Derzeit ist sie festes Mitglied des Solistenensembles bei Konzert Theater Bern und debutiert in der aktuellen Spielzeit 18/19 als Brangäne in Tristan und Isolde.

 

In Bern konnte sie wichtige Partien ihres Fachs realisieren, unter anderem die Venus in Tannhäuser, Ortrud in Lohengrin,  Carmen in Carmen, Herodias in Strauss' Salome und Judith in Herzog Blaubarts Burg von Bartòk.

 

Regelmässige internationale Projekte führten sie unter anderem nach Italien, wo sie am Cantiere Internationale d'Arte di Montepulciano den Komponisten in Richard Strauss' Oper „Ariadne auf Naxos“ unter dem Dirigat von Roland Böer und der Regie von Tilman Knabe sang. Weiter war sie am Schleswig-Holstein-Festival mit der NDR Radiophilharmonie unter Eiji Oue als Suzuki in Madame Butterfly zu hören. In der Spielzeit 06/07 gastierte sie in Mozarts Zauberflöte als Zweite Dame an der Staatsoper Unter den Linden und 2016 sang sie in an der Alten Oper Frankfurt den Pagen aus Strauss‘ Salome unter Andrés Orozco-Estrada mit dem hr-Sinfonieorchester.

 

Ihr Konzertrepertoire umfasst alle grossen Messen, Passionen und Oratorien von Bach und Händel, Mendelssohn, Rossini, Dvoràk, Verdi (Requiem) u. a.
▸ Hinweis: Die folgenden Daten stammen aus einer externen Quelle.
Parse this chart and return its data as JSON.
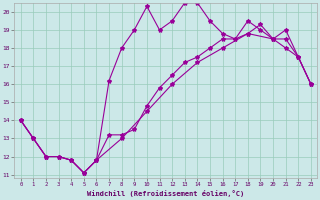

Für die Bach Stiftung St. Gallen nimmt sie unter der Leitung von Rudolf Lutz mehrere Bachkantaten auf DVD und CD auf. So sind die beiden Solokantaten 35 (Geist und Seele wird verwirret) und 169 (Gott soll allein mein Herze haben) bereits erhältlich. An Symphoniekonzerten interpretierte sie die Altrhapsodie von Brahms, die „Lieder eines fahrenden Gesellen“ von Mahler, die „Wesendonck Lieder“ von Wagner und in dieser Spielzeit „Jeremiah“ von Leonard Bernstein.